Brian Lipton, director of AJC West Coast Florida, has been looking forward to his organization's first in-person philanthropic event since the pandemic started, planned now for Nov. 18.
Early in 2021, putting on the Civic Achievement Awards dinner looked to be a sure bet. COVID cases were dropping and vaccine demand was high. But the emergence of the Delta variant this summer has put that all into question.
“Vaccinations started in January, and it’s September,” Lipton said. “Who would have thought we’d still be so concerned about hospitalization rates?”
Lipton is not alone navigating with little in the way of forward visibility while attempting to return to a normal fundraising season.
“It’s like navigating a ship where the sea keeps changing,” Lipton said. “You’ll find out there’s a new booster shot being offered and everyone gets excited. But then you find out there’s a new variant that’s more dangerous. Everyone has different opinions on what’s happening, so you just have to stay focused.”
Beyond the glamour, the events have an important function — supplying a sizable monetary boost to nonprofits’ budgets and services.
As opposed to last season — where groups largely pivoted to virtual formats or delayed to the 2021 season — the closest thing to a uniting consensus on how to proceed is to monitor local positivity rates, follow CDC guidelines and stay flexible.
“We’re set to go, people have already responded (to attend the awards dinner),” Lipton said. “(We’re) staying informed, staying hopeful and staying flexible. If things change a month before the event or ten days before the event, we’re going to remain flexible and maintain the safety of our community.”
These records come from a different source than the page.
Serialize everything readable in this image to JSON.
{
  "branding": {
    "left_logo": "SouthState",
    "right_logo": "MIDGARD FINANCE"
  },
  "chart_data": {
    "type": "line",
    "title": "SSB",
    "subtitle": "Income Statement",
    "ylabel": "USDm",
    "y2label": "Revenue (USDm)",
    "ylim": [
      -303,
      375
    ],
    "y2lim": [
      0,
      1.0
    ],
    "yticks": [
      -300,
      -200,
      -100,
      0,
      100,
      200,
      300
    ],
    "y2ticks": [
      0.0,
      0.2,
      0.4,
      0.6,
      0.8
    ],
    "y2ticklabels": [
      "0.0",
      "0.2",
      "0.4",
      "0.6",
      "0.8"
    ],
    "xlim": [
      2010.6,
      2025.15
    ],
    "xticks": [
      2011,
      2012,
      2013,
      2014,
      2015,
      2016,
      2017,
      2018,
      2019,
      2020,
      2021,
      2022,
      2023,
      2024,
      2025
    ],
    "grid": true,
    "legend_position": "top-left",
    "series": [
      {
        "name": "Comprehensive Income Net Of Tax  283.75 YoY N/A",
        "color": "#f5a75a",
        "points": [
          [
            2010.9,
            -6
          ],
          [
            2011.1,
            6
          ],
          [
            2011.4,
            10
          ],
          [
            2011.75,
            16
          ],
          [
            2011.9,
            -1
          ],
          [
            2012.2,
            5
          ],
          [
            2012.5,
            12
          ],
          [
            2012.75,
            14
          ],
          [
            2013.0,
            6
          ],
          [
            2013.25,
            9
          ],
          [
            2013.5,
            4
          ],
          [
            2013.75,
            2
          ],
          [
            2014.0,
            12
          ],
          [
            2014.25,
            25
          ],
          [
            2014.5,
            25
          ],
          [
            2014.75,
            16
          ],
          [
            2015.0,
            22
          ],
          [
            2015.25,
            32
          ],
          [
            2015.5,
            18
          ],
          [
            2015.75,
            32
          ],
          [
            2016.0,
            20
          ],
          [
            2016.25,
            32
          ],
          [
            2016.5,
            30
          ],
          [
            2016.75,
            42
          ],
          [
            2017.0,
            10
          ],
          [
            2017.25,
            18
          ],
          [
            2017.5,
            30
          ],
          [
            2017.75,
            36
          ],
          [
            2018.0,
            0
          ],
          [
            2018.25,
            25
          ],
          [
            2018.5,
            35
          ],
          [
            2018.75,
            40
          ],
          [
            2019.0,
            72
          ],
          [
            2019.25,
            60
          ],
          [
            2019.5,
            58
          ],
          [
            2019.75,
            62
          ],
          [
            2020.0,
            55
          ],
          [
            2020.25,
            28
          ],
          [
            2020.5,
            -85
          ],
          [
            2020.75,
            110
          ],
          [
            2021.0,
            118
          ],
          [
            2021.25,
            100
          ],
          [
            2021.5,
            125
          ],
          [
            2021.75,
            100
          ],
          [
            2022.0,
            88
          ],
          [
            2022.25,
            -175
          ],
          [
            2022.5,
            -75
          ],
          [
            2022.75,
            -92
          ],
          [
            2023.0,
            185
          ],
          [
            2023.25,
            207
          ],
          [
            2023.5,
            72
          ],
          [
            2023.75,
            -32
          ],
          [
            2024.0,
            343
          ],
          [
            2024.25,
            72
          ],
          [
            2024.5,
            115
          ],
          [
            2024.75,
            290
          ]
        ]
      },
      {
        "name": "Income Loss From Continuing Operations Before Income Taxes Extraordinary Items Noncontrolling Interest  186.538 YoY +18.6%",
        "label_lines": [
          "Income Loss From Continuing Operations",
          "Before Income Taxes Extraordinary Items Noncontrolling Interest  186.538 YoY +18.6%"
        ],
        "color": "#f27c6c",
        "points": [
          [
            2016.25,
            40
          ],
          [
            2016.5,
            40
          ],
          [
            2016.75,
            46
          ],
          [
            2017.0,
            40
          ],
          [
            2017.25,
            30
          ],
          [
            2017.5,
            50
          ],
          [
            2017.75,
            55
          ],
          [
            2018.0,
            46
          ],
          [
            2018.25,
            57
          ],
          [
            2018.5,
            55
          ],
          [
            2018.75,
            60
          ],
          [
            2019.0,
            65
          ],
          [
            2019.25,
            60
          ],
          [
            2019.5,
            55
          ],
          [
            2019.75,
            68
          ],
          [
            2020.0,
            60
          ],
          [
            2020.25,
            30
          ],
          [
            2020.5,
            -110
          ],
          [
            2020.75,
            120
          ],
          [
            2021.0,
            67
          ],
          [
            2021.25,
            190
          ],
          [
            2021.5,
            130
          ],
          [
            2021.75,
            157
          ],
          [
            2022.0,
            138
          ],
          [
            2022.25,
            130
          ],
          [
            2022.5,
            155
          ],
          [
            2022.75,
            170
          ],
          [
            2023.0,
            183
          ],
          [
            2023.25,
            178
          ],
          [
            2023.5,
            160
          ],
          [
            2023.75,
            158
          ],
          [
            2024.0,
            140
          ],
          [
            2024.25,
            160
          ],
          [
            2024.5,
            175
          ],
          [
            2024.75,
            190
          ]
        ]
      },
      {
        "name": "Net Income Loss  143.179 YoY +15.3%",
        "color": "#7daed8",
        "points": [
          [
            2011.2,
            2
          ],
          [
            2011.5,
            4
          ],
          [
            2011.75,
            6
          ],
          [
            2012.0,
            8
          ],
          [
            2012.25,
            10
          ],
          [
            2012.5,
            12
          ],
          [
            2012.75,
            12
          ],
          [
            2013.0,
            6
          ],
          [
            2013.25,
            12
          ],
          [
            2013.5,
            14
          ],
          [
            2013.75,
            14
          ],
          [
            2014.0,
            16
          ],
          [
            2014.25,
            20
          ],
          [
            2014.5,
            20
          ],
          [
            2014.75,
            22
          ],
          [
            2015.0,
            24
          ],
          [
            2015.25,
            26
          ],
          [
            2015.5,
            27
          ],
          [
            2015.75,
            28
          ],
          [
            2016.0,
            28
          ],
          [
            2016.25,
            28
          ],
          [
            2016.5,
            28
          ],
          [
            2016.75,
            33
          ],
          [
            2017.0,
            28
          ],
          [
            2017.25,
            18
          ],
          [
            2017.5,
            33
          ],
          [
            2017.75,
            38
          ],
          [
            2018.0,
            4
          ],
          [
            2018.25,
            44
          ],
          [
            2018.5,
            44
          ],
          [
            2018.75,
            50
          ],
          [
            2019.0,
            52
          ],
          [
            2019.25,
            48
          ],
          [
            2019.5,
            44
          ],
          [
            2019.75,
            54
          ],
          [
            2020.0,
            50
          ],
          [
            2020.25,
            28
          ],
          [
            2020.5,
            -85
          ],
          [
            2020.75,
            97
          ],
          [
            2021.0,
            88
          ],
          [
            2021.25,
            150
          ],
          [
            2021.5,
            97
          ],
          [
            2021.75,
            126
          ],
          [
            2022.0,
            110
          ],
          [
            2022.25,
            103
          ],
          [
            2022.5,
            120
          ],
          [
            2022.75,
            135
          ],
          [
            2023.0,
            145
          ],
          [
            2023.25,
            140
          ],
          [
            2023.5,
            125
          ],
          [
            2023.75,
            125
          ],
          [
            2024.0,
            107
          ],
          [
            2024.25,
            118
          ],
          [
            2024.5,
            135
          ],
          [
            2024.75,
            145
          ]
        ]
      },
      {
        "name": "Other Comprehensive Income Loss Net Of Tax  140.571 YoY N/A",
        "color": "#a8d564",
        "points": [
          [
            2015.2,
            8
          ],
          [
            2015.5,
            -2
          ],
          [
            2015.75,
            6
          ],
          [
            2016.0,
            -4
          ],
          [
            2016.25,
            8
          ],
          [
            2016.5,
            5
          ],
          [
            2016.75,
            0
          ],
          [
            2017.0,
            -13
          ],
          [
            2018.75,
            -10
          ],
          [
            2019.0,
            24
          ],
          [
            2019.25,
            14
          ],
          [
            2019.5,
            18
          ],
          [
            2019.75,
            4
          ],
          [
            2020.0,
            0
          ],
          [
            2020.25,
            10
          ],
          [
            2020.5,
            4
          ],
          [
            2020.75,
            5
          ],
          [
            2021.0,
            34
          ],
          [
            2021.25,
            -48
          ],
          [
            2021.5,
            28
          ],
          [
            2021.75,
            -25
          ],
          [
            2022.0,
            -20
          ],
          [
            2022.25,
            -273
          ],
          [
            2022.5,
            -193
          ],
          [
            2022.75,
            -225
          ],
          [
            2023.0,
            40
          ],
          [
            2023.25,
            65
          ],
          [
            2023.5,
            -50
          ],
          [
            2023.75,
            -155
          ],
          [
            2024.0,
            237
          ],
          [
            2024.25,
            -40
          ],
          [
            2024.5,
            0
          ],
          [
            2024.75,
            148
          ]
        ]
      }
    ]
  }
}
Lipton has been at work with staff planning the Civic Achievement Award Dinner for Nov. 18 at Michael's On East. The dinner will offer indoor and outdoor seating. Food and drinks will be brought to tables by staff. The event is expected to host more than 100 people indoors and more outdoors.
The organization said in its announcement email for dinner that it was extending the invitation to vaccinated individuals, but Lipton declined to say exactly how the organization selected that audience.
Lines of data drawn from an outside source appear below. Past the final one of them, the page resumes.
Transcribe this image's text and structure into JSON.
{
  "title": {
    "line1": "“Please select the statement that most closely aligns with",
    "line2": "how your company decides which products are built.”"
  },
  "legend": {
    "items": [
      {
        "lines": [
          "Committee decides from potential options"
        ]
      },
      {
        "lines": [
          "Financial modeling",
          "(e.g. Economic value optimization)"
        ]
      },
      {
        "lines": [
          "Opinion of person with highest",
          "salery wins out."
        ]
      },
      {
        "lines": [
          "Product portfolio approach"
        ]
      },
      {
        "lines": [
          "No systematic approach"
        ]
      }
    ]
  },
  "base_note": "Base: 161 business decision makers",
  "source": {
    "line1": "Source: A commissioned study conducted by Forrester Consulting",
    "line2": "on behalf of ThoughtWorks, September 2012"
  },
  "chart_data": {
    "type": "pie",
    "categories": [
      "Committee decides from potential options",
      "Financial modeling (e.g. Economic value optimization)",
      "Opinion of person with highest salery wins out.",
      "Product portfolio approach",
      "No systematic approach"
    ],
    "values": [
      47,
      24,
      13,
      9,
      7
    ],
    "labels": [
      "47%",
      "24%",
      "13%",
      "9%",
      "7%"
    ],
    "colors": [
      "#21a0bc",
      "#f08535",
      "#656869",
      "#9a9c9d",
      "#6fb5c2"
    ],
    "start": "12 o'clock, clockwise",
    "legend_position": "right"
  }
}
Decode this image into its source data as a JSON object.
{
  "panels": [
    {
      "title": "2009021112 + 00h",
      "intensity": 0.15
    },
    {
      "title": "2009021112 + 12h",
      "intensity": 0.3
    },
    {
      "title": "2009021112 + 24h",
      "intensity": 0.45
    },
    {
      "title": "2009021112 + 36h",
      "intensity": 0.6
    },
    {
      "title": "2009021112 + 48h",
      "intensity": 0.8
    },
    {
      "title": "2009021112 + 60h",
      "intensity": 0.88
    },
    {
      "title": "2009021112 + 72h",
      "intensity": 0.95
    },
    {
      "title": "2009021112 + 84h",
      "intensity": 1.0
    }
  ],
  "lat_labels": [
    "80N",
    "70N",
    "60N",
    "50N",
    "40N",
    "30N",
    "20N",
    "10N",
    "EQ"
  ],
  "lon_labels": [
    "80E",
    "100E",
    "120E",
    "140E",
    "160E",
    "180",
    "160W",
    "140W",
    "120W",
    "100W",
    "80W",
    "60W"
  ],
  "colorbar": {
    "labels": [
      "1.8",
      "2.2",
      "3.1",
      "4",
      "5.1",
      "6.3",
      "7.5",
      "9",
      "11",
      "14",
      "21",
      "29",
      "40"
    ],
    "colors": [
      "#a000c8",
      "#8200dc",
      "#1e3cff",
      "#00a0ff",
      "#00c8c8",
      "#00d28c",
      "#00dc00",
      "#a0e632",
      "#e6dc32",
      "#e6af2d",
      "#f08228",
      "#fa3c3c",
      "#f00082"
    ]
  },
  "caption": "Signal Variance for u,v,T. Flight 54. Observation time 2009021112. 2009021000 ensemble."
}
Some organizations with closer dates have again canceled events.
Jarred Wilson, senior director of philanthropy at Planned Parenthood of Southwest and Central Florida, said the group’s Rosé for Reproductive Rights party planned for late September won't happen.
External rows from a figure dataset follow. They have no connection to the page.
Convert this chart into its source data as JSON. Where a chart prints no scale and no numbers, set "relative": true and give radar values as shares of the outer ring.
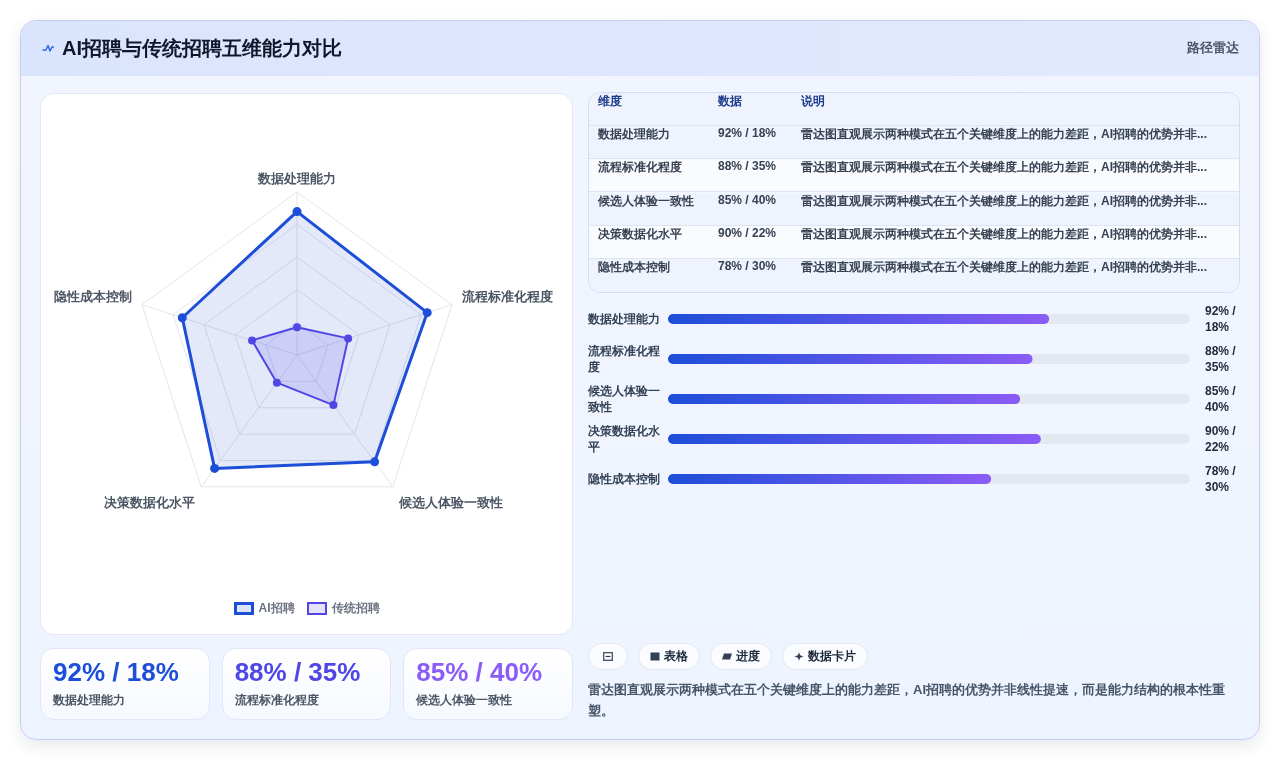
{
  "chart_data": [
    {
      "type": "other",
      "title": "AI招聘与传统招聘五维能力对比",
      "subtitle": "路径雷达"
    },
    {
      "type": "radar",
      "relative": true,
      "categories": [
        "数据处理能力",
        "流程标准化程度",
        "候选人体验一致性",
        "决策数据化水平",
        "隐性成本控制"
      ],
      "series": [
        {
          "name": "AI招聘",
          "color": "#1d4ed8",
          "values": [
            0.88,
            0.84,
            0.81,
            0.86,
            0.74
          ]
        },
        {
          "name": "传统招聘",
          "color": "#4f46e5",
          "values": [
            0.17,
            0.33,
            0.38,
            0.21,
            0.29
          ]
        }
      ],
      "grid": true,
      "marker": "circle",
      "legend": "bottom"
    },
    {
      "type": "other",
      "annotations": [
        "维度",
        "数据",
        "说明",
        "数据处理能力",
        "92% / 18%",
        "雷达图直观展示两种模式在五个关键维度上的能力差距，AI招聘的优势并非...",
        "流程标准化程度",
        "88% / 35%",
        "雷达图直观展示两种模式在五个关键维度上的能力差距，AI招聘的优势并非...",
        "候选人体验一致性",
        "85% / 40%",
        "雷达图直观展示两种模式在五个关键维度上的能力差距，AI招聘的优势并非...",
        "决策数据化水平",
        "90% / 22%",
        "雷达图直观展示两种模式在五个关键维度上的能力差距，AI招聘的优势并非...",
        "隐性成本控制",
        "78% / 30%",
        "雷达图直观展示两种模式在五个关键维度上的能力差距，AI招聘的优势并非..."
      ]
    },
    {
      "type": "bar",
      "orientation": "horizontal",
      "categories": [
        "数据处理能力",
        "流程标准化程度",
        "候选人体验一致性",
        "决策数据化水平",
        "隐性成本控制"
      ],
      "values": [
        92,
        88,
        85,
        90,
        78
      ],
      "color": "#1d4ed8",
      "xlim": [
        0,
        126
      ],
      "value_labels": [
        "92% / 18%",
        "88% / 35%",
        "85% / 40%",
        "90% / 22%",
        "78% / 30%"
      ]
    },
    {
      "type": "other",
      "annotations": [
        "92% / 18%",
        "数据处理能力",
        "88% / 35%",
        "流程标准化程度",
        "85% / 40%",
        "候选人体验一致性"
      ]
    },
    {
      "type": "other",
      "annotations": [
        "表格",
        "进度",
        "数据卡片",
        "雷达图直观展示两种模式在五个关键维度上的能力差距，AI招聘的优势并非线性提速，而是能力结构的根本性重塑。"
      ]
    }
  ]
}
“Rosé is relatively small event for us,” Wilson said. “It’s a fundraiser certainly but not our marquee event. It made sense for us, instead to try to re-envision it or move it around the calendar, to just cancel it,” Wilson said.
The organization has a larger fall luncheon typically held in November but Wilson said they’re just unsure if they’ll be able to host it in person.
The Girls Inc. of Sarasota nonprofit, which helps local girls ages 5 to 18 through social and educational programs, had its celebration dinner planned Sept. 22 but had to recently cancel as well.
Jennifer Rominiecki, CEO of Marie Selby Botanical Gardens, has time before deciding on what to do for her group’s signature Orchid Ball in February. She has reasons to be confident about managing the current conditions, between the event being held in an outdoor setting and the organization having already put on an adapted fundraiser last year.
She said it’s early to be deciding on what the spring event structure will be. Where in the past events had seating arrangements and logistics figured out even a year in advance, Rominiecki now says she and staff have to be adept at finalizing details on a shorter timeframe.
“In this environment, everyone has to be nimble and flexible and ready to make adjustments,” Rominiecki said.
Correction: This article originally stated Girls Inc. of Sarasota was moving forward with its celebration dinner event in September. The nonprofit recently made the decision to cancel the event.